Ali Larijani: ‘a canny operator and true insider’
Ali Larijani (left) listens to a speech by Ayatollah Ali Khamenei in 2009
Born in Najaf, Iraq in 1957 to a prominent Shia cleric who was close to the Islamic Republic’s founder Ayatollah Ruhollah Khomeini, Ali Larijani’s family has been influential within Iran’s political system for decades.
Some of his relatives have been the targets of corruption allegations over the years, which they denied.
A veteran of the Islamic Revolutionary Guard Corps during the Iran-Iraq war, Larijani later headed state broadcasting IRIB for a decade from 1994 before serving as parliamentary speaker from 2008 to 2020.
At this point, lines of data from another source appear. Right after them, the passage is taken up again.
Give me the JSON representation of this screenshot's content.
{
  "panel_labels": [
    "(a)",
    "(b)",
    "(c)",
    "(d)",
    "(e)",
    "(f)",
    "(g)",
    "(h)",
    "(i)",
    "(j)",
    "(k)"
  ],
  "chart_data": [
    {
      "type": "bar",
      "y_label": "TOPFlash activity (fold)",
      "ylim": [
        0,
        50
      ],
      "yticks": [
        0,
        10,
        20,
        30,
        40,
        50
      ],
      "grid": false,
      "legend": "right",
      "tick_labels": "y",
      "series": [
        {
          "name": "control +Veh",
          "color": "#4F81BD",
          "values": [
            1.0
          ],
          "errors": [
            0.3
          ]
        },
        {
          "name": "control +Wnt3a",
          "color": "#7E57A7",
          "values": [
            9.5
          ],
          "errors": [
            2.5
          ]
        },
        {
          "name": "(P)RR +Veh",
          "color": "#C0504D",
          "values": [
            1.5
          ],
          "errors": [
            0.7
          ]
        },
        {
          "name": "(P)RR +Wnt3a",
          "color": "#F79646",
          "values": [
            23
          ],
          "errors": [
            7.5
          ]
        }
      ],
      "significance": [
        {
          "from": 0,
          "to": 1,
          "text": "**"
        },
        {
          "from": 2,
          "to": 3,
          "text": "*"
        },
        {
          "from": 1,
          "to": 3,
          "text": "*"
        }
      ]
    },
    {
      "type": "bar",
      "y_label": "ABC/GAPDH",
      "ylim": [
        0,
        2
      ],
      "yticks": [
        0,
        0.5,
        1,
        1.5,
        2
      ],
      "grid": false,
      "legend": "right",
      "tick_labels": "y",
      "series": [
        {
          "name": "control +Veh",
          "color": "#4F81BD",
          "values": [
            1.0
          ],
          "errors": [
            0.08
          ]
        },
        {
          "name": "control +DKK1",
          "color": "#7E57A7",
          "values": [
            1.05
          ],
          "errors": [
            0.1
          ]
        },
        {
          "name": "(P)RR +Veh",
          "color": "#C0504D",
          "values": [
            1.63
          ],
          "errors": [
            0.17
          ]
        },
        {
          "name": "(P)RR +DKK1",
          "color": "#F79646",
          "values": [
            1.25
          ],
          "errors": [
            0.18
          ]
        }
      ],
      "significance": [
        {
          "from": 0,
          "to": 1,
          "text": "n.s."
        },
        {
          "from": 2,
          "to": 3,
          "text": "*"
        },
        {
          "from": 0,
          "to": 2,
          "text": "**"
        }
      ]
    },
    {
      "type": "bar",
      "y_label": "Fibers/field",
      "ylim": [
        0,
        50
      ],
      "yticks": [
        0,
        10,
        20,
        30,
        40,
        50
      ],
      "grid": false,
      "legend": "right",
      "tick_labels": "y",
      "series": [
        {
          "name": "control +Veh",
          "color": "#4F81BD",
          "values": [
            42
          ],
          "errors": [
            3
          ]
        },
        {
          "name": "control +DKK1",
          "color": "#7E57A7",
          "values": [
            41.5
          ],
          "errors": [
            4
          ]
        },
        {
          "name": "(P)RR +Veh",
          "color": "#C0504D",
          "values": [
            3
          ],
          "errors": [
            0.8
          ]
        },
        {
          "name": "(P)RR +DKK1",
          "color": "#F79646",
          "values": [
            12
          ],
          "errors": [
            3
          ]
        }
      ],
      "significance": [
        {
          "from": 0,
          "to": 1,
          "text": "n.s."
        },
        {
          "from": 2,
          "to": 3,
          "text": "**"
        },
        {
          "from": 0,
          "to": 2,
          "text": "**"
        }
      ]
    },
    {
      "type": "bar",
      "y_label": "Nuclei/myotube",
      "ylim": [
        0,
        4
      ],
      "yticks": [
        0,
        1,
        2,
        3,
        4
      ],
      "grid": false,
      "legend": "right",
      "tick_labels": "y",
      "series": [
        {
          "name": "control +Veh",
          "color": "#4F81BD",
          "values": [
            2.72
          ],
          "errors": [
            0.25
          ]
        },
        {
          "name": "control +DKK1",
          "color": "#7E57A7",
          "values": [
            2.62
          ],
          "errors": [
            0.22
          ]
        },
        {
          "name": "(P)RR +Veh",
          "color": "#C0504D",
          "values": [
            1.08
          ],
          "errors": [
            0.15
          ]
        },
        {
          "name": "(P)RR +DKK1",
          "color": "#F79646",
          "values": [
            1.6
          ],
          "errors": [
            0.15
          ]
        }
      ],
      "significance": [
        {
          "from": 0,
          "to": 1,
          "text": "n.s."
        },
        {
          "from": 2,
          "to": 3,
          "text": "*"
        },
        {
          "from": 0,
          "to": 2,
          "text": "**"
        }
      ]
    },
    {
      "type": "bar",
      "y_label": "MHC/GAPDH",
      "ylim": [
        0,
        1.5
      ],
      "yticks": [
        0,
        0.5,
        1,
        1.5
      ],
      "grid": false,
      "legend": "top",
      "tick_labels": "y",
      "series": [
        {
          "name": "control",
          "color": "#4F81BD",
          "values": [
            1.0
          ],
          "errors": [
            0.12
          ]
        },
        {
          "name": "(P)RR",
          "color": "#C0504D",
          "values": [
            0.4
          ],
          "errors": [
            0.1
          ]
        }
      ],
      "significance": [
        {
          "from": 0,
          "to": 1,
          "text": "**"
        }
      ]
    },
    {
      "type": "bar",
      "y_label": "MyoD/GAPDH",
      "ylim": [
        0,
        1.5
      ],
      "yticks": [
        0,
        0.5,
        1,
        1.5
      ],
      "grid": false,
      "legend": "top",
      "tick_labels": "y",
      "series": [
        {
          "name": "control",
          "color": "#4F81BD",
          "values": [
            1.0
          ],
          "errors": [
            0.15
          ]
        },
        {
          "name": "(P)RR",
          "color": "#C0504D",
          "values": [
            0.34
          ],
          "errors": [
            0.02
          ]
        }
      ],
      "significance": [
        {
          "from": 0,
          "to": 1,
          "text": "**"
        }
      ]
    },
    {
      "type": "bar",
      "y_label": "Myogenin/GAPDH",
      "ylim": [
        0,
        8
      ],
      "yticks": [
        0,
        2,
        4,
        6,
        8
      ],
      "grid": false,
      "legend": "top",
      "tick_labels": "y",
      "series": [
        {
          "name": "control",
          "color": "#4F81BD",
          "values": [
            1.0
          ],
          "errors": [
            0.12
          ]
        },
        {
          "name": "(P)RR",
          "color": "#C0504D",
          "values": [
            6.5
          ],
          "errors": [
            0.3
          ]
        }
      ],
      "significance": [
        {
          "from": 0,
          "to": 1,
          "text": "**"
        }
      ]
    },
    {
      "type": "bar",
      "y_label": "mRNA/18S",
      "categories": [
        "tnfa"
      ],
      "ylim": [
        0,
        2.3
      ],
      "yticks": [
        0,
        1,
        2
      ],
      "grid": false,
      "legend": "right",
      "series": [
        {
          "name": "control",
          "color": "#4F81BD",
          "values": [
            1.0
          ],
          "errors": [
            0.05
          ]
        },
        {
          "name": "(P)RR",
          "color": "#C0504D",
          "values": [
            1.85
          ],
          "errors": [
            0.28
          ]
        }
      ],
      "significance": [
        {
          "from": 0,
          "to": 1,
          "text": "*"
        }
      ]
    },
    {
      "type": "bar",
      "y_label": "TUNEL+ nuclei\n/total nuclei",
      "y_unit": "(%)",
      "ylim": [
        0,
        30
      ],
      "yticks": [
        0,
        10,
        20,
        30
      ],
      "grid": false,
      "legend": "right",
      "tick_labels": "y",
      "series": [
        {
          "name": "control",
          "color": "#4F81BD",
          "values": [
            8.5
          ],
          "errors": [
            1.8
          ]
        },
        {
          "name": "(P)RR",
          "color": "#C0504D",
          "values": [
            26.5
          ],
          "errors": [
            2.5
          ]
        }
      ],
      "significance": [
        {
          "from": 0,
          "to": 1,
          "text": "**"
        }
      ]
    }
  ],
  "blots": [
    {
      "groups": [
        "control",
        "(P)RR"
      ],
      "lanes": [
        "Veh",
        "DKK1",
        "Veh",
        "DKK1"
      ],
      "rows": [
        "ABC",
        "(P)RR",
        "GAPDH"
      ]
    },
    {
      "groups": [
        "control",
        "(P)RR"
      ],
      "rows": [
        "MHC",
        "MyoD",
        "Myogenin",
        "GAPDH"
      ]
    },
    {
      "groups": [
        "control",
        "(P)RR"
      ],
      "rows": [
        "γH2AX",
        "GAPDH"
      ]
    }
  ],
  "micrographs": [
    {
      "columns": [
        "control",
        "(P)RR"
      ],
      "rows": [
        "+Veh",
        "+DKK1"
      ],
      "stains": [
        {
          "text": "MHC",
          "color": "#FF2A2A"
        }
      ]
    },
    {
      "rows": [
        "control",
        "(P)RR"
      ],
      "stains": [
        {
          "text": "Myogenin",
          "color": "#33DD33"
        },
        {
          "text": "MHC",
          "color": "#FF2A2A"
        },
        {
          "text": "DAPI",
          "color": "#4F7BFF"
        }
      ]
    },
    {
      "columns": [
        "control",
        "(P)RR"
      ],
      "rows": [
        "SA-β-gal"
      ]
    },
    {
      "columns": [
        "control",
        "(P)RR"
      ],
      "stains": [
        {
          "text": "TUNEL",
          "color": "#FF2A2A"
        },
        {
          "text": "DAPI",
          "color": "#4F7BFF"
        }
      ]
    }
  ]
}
In 1996, he was appointed as Khamenei’s representative to the Supreme National Security Council (SNSC). He later became secretary of the SNSC and chief nuclear negotiator, leading talks with Britain, France, Germany and Russia between 2005 and 2007.
He ran in the 2005 presidential elections, losing to populist candidate Mahmoud Ahmadinejad, with whom he later had disagreements over nuclear diplomacy. Larijani was then disqualified from running for president in both 2021 and 2024.
‘Larijani is a true insider, a canny operator, familiar with how the system operates,’ Ali Vaez, the International Crisis Group’s project director for Iran, said before the Middle East war began.